In order to push past the common and superficial understanding of community, where it is better to give than to receive, we must strive for deep community. By this I mean true community, reciprocal community, mutual community is a two way street. Those who wish to share in a deep sense of community must give and take. Or to flip the pancake over, community members must give and allows others to give to them.

Giving without receiving is a power trip. Giving without receiving does not allow others into our need and ache. Giving without receiving deprives others of the joy of serving us. Giving without receiving does not require trust, humility or vulnerability.

In my life I have been able to give and receive within community. And trust me it is easier, requires less and is more emotionally gratifying to help others than it is to be helped.

Recently we moved from one state to another. Even though we only moved 15 miles we still needed to go through the hassle of packing, unpacking and bribing our friends with Subway, chips and copious amounts of Mountain Dew in order to help.

One of our friends, we will call him "Brian" because that's his name, showed up for the unload. He could only stay a short while since our church was having a community dinner that evening and he and his family were planning on attending.

After driving back across town to go home, he started cooking food to take to the dinner. Not long before he left for the dinner he received a phone call from someone informing him we still needed help unloading the truck since most of our help left, heading to the same community dinner he was.

When Brian heard we needed help, he called and told me he was going to come back to help us finish. I told him we would be fine and he did not need to come back. This was a lie because we were dog-tired. I told him we didn’t have that much left to unload, which was another lie since we had about a third to unload. I told him I didn’t want him to miss the community dinner (which was true) but we needed the help.

The real reason I did not want Brian to come back was I did not want to appear weak or needy. I don’t like being the one to complicate and interrupt the lives and plans of others. I pride myself on helping others and not being the one helped. I am stubbornly independent to a fault.

I was truly sorry he was going to miss the community dinner and I told him so. His response was, “I am going to have a community dinner, it is just that the community is going to be smaller than I thought.”

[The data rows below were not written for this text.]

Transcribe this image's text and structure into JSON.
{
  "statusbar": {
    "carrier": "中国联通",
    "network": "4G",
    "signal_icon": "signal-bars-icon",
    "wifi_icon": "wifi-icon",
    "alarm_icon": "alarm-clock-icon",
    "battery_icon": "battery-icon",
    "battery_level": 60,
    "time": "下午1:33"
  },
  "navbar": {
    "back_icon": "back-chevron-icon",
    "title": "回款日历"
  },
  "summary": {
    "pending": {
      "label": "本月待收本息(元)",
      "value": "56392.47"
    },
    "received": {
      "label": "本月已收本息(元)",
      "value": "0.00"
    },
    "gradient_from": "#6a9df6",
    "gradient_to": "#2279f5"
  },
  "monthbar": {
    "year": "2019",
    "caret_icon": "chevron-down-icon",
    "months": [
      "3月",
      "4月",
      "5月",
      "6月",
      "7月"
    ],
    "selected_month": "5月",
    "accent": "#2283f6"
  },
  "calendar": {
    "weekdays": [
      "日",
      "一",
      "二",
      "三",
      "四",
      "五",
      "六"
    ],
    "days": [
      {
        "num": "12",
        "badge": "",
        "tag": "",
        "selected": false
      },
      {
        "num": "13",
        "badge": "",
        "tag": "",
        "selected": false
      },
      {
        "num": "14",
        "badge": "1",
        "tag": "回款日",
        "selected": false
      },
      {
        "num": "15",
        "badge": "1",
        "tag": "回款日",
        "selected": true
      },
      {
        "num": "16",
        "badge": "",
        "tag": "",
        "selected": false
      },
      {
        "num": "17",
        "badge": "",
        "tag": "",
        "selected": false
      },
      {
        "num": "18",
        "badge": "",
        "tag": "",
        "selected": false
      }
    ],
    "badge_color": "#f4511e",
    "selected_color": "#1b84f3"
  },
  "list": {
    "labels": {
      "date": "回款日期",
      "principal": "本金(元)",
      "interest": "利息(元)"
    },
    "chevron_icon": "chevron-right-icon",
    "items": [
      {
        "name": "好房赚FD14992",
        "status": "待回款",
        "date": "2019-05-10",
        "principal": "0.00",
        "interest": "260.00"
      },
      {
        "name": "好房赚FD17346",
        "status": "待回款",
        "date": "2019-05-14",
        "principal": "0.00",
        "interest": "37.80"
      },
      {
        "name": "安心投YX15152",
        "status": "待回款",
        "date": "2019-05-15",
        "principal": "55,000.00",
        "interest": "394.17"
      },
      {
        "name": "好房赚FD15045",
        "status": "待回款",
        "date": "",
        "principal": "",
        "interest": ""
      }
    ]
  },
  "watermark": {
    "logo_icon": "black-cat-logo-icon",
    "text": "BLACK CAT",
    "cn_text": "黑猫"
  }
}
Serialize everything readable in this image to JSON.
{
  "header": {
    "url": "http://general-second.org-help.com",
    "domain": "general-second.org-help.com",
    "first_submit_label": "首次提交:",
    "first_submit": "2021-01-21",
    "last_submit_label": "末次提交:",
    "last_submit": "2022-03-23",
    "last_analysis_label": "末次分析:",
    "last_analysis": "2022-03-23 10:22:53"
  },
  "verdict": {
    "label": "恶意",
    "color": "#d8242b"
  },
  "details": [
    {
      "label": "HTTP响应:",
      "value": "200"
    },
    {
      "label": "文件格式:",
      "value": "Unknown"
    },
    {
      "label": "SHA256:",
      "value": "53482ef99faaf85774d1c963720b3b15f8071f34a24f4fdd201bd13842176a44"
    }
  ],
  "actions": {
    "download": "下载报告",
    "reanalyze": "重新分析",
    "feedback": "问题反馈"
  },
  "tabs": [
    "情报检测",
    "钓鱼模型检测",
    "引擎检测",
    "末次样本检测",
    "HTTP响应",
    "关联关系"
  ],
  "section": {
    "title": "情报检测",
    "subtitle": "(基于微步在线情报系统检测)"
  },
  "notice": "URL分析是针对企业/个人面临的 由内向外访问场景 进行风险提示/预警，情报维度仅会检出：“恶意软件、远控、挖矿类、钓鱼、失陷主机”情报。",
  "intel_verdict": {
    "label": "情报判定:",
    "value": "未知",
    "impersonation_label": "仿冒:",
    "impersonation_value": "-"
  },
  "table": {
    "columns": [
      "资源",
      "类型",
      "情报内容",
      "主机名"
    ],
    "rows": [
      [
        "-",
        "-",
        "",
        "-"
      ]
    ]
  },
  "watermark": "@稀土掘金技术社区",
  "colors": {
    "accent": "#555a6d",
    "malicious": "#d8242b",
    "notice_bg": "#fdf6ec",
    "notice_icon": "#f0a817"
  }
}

With Brian help we got everything unload. He even rode with me to drop off the rental truck. It turned out to be a great time of helping, talking and discussing theology, of all things, ending about 10:30pm. It was an even better example of Jesus’ love and deep community.

I can only guess how late I would have been up unloading the truck if he had not come back. I don’t even want to think about what might had been broken as finishing became a higher priority than being careful with valuables.

Spiritually speaking, I can only wonder what my life would have been like if I would have had the same feeling towards Jesus’ offer of forgiveness and redemption than I did to my friend’s offer of help. “Oh, you don’t need to die for me,” I would say. “I’m not that important.” I would with false humility explain, “My sin is not that big of a burden, I can figure some way of shouldering the load. Please do not inconvenience yourself on my account.” This kind of thinking is as silly as it sounds.

Usually the problem is getting people to part with their hard-earned money or their ever-evaporating time instead of dialing down their ego in order to accept help. Somehow – is it due to rugged individualism or the church making a saintly characteristic out of something that isn’t? -- we think accepting help is a sign of weakness and that spiritual maturity is displayed in false humility. Somewhere we have picked up that, yes it is more dignified and holy to give than receive.

Full-bodied, authentic, give-and-take community is scary, sometimes painful and awkward, and other times beautiful and gracious. But, in reality, the kind of community that only gives and never receives is not really community at all; just a cheap imitation.